AP Photo/Eugene Hoshiko
People wearing protective masks walk in front of an electronic stock board showing Japan’s Nikkei 225 index at a securities firm Monday, May 16, 2022, in Tokyo.

TOKYO (AP) — Asian shares mostly rose Monday, as investors eyed surging energy costs and prospects for interest rate hikes in the U.S.

Benchmarks edged up in Japan, Australia and South Korea. Shares rose in Hong Kong but declined in Shanghai.

Some analysts worry that if the U.S. Federal Reserve raises interest rates too quickly, or by too much, that could set of a recession. A slowdown in the U.S. would almost certainly hurt the Asian region, which exports and manufactures goods for the U.S. economy.

The Fed has said it will continue to raise interest rates to temper rising inflation. The benchmark short-term interest rate was at a record low of near zero during much of the coronavirus pandemic.

“Many others had spotted recession risk out in 2024, but we have been aggressive from the outset in our forecast for a potential U.S. recession this year,” said Clifford Bennett, chief economist at ACY Securities.

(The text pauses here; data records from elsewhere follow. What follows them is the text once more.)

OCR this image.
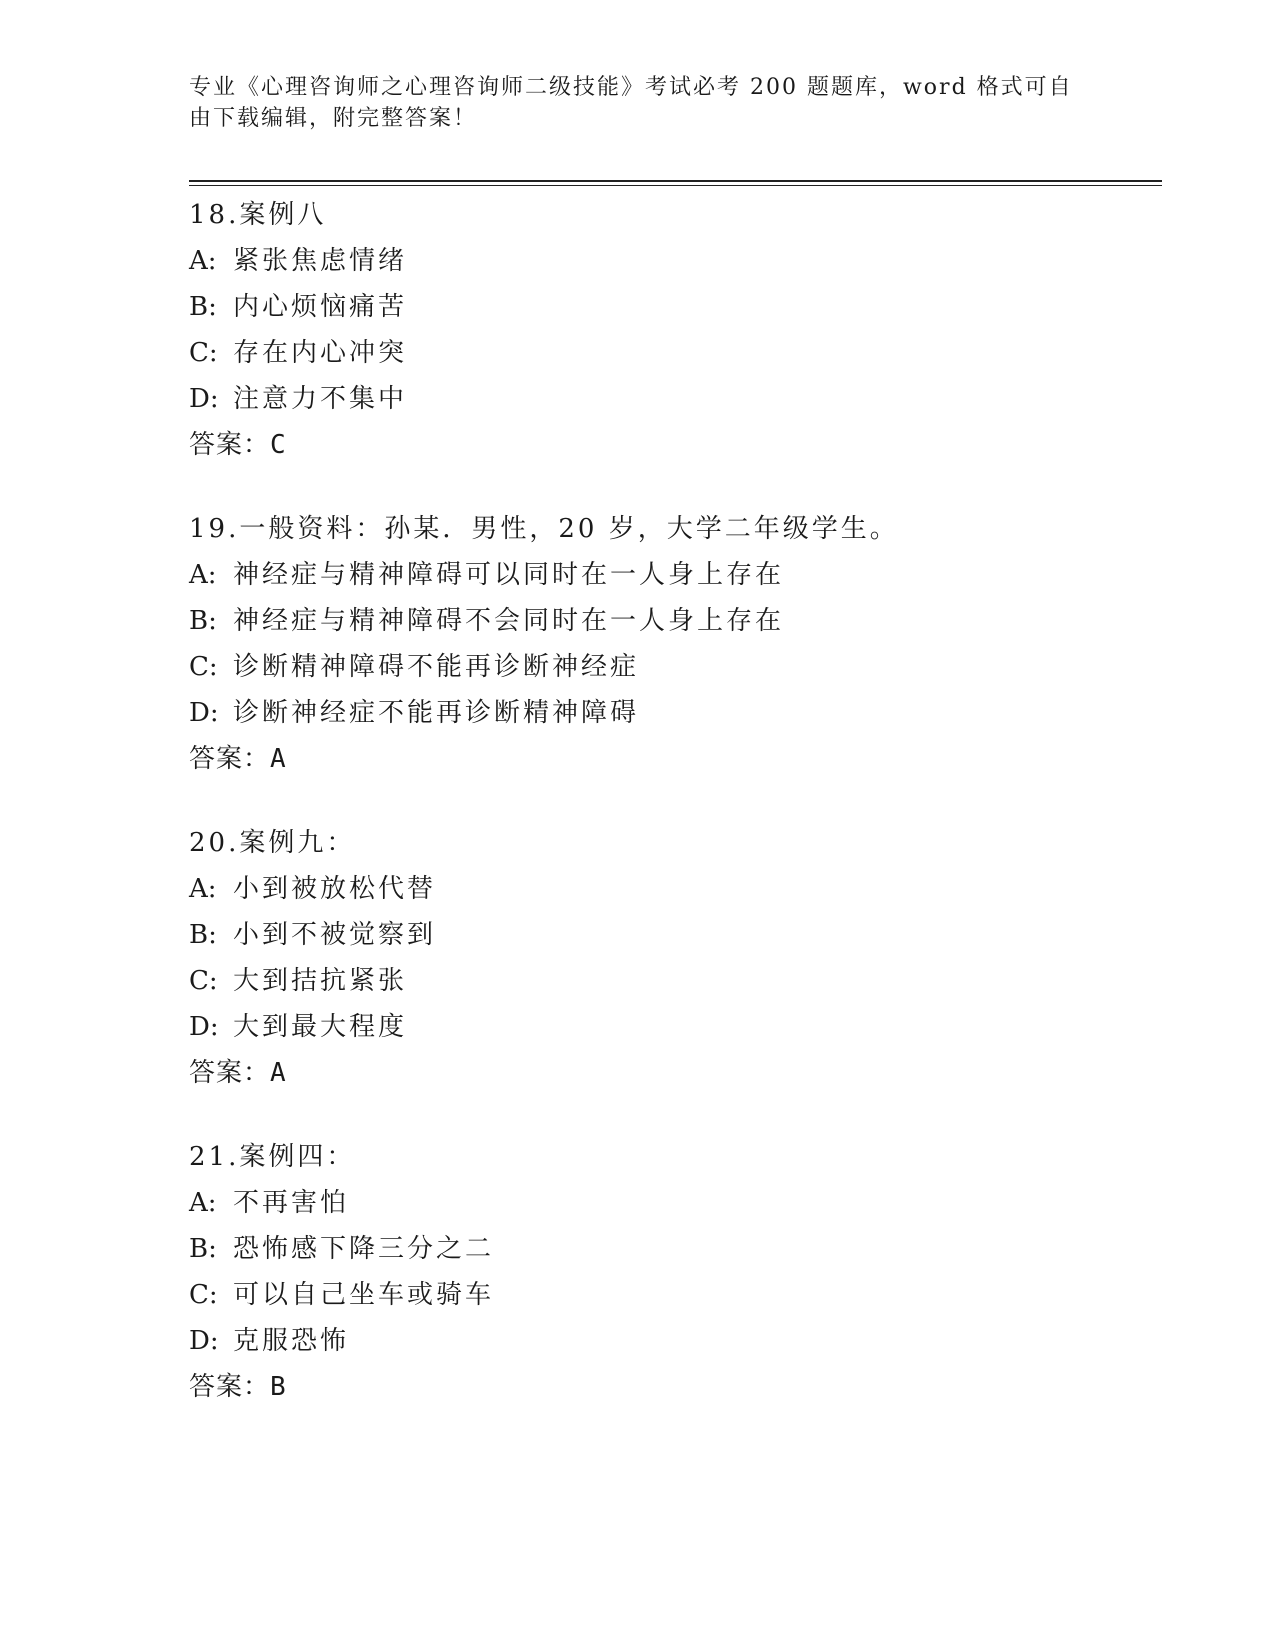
专业《心理咨询师之心理咨询师二级技能》考试必考 200 题题库，word 格式可自
由下载编辑，附完整答案！
18.案例八
A: 紧张焦虑情绪
B: 内心烦恼痛苦
C: 存在内心冲突
D: 注意力不集中
答案：C
19.一般资料：孙某．男性，20 岁，大学二年级学生。
A: 神经症与精神障碍可以同时在一人身上存在
B: 神经症与精神障碍不会同时在一人身上存在
C: 诊断精神障碍不能再诊断神经症
D: 诊断神经症不能再诊断精神障碍
答案：A
20.案例九：
A: 小到被放松代替
B: 小到不被觉察到
C: 大到拮抗紧张
D: 大到最大程度
答案：A
21.案例四：
A: 不再害怕
B: 恐怖感下降三分之二
C: 可以自己坐车或骑车
D: 克服恐怖
答案：B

Japan’s benchmark Nikkei 225 gained 0.5% in afternoon trading to 26,552.63. SoftBank Group stock rose despite reporting hefty losses on its investments last week. Retail chain Uniqlo also rose after falling in previous weeks on worries about virus lockdowns in China.

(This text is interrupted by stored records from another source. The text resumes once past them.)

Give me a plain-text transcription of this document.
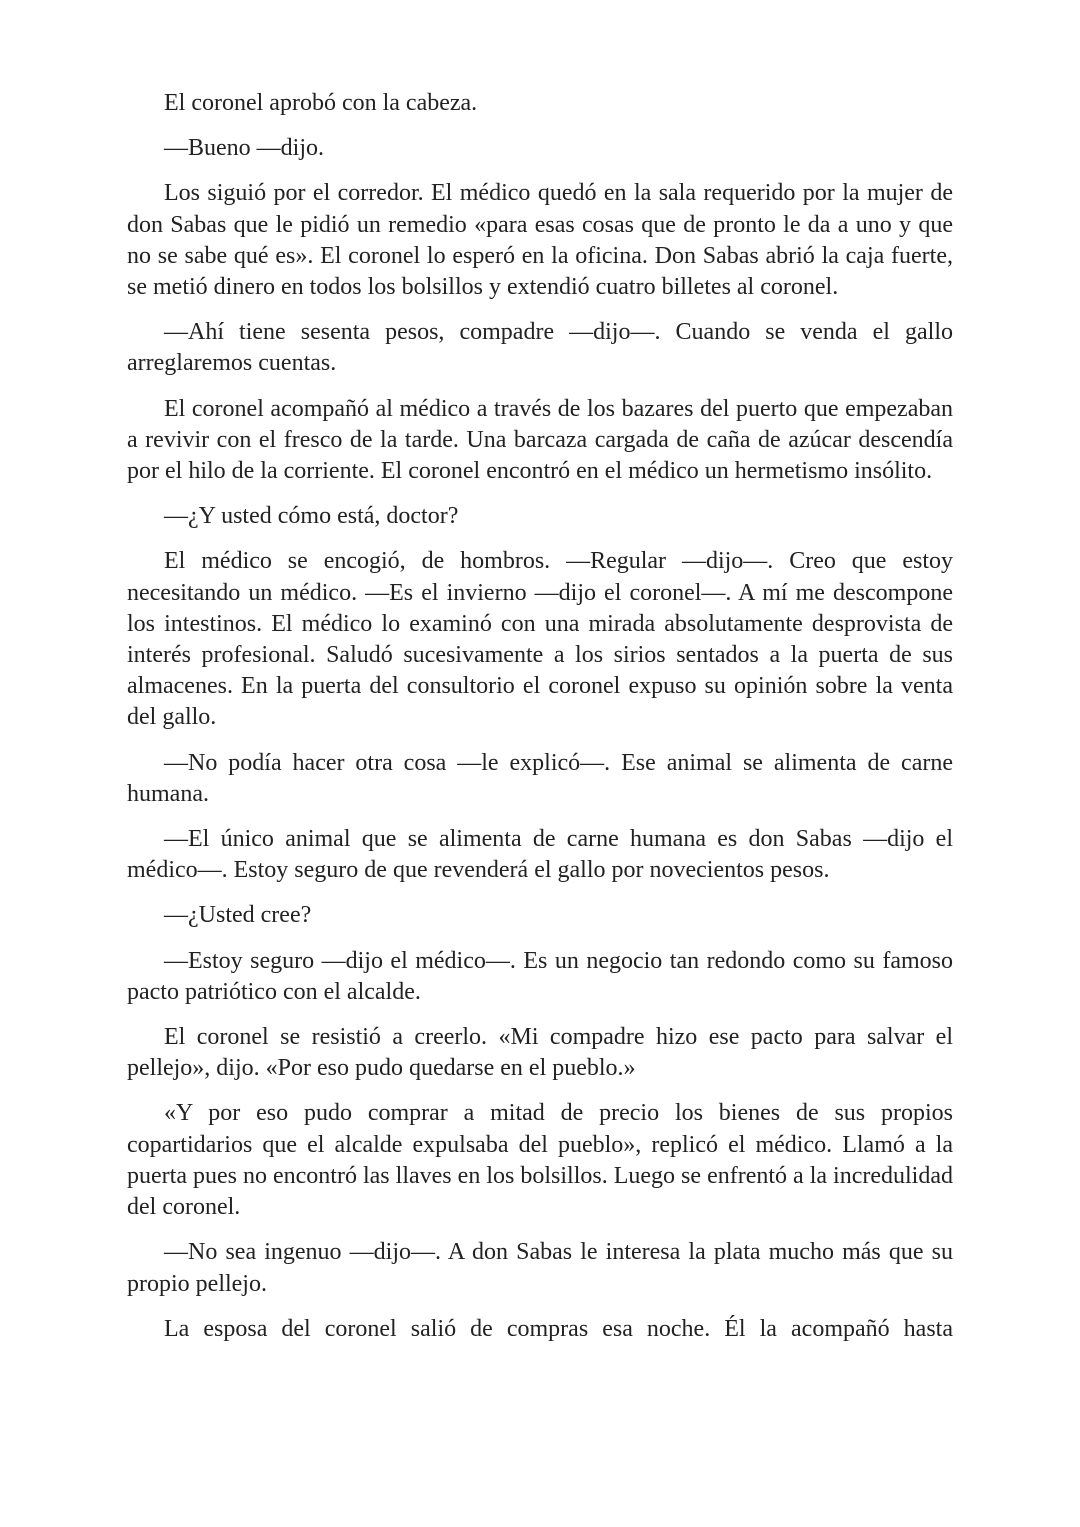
El coronel aprobó con la cabeza.

—Bueno —dijo.

Los siguió por el corredor. El médico quedó en la sala requerido por la mujer de don Sabas que le pidió un remedio «para esas cosas que de pronto le da a uno y que no se sabe qué es». El coronel lo esperó en la oficina. Don Sabas abrió la caja fuerte, se metió dinero en todos los bolsillos y extendió cuatro billetes al coronel.

—Ahí tiene sesenta pesos, compadre —dijo—. Cuando se venda el gallo arreglaremos cuentas.

El coronel acompañó al médico a través de los bazares del puerto que empezaban a revivir con el fresco de la tarde. Una barcaza cargada de caña de azúcar descendía por el hilo de la corriente. El coronel encontró en el médico un hermetismo insólito.

—¿Y usted cómo está, doctor?

El médico se encogió, de hombros. —Regular —dijo—. Creo que estoy necesitando un médico. —Es el invierno —dijo el coronel—. A mí me descompone los intestinos. El médico lo examinó con una mirada absolutamente desprovista de interés profesional. Saludó sucesivamente a los sirios sentados a la puerta de sus almacenes. En la puerta del consultorio el coronel expuso su opinión sobre la venta del gallo.

—No podía hacer otra cosa —le explicó—. Ese animal se alimenta de carne humana.

—El único animal que se alimenta de carne humana es don Sabas —dijo el médico—. Estoy seguro de que revenderá el gallo por novecientos pesos.

—¿Usted cree?

—Estoy seguro —dijo el médico—. Es un negocio tan redondo como su famoso pacto patriótico con el alcalde.

El coronel se resistió a creerlo. «Mi compadre hizo ese pacto para salvar el pellejo», dijo. «Por eso pudo quedarse en el pueblo.»

«Y por eso pudo comprar a mitad de precio los bienes de sus propios copartidarios que el alcalde expulsaba del pueblo», replicó el médico. Llamó a la puerta pues no encontró las llaves en los bolsillos. Luego se enfrentó a la incredulidad del coronel.

—No sea ingenuo —dijo—. A don Sabas le interesa la plata mucho más que su propio pellejo.

La esposa del coronel salió de compras esa noche. Él la acompañó hasta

In other regional trading, Australia’s S&P/ASX 200 edged up 0.3% to 7,093.00. South Korea’s Kospi was little changed inching up less than 0.1% to 2,605.48. Hong Kong’s Hang Seng recouped morning losses to rise nearly 0.1% to 19,915.74, while the Shanghai Composite shed 0.6% to 3,066.48.

Even if concern over interest rate increases has been allayed somewhat, investors are still watching closely for what Fed Chairman Jerome Powell might say next, said Stephen Innes, managing partner at SPI Asset Management.

“That does not mean the bear market is over, especially with the recession on everyone’s mind,” Innes said.

Wall Street ended last week with a broad rally, but the market still recorded its sixth straight weekly drop, the longest such streak since 2011.

The S&P 500 rose 2.4% to 4,023.89. The index is now down 15.6% for the year. The Dow gained 1.5% to 32,196.66, while the Nasdaq rose 3.8% to 11,805. Smaller company stocks also staged a solid rally. The Russell 2000 gained 3.1% to 1,792.67.

Although some technology shares rose, Twitter fell 9.7% Friday, after Tesla CEO Elon Musk said he was putting his deal to acquire the social media company on hold. Tesla rose 5.7%.

The upcoming round of corporate earnings may provide insights into how inflation is affecting businesses and consumers. Several major U.S. retailers report results later this week, including Walmart, Target and Home Depot.

Markets have slumped since late March as traders worry the Fed may not succeed in its delicate mission of slowing the economy to rein in the highest inflation in four decades without causing a recession.

In energy trading, benchmark U.S. crude lost $1.41 to $109.08 a barrel in electronic trading on the New York Mercantile Exchange. It jumped $4.36 to $110.49 on Friday. Brent crude, the international standard, fell $1.79 to $109.76 a barrel.

In currency trading, the U.S. dollar edged down to 128.97 Japanese yen from 129.28 yen. The euro cost $1.0401, inching down from $1.0402.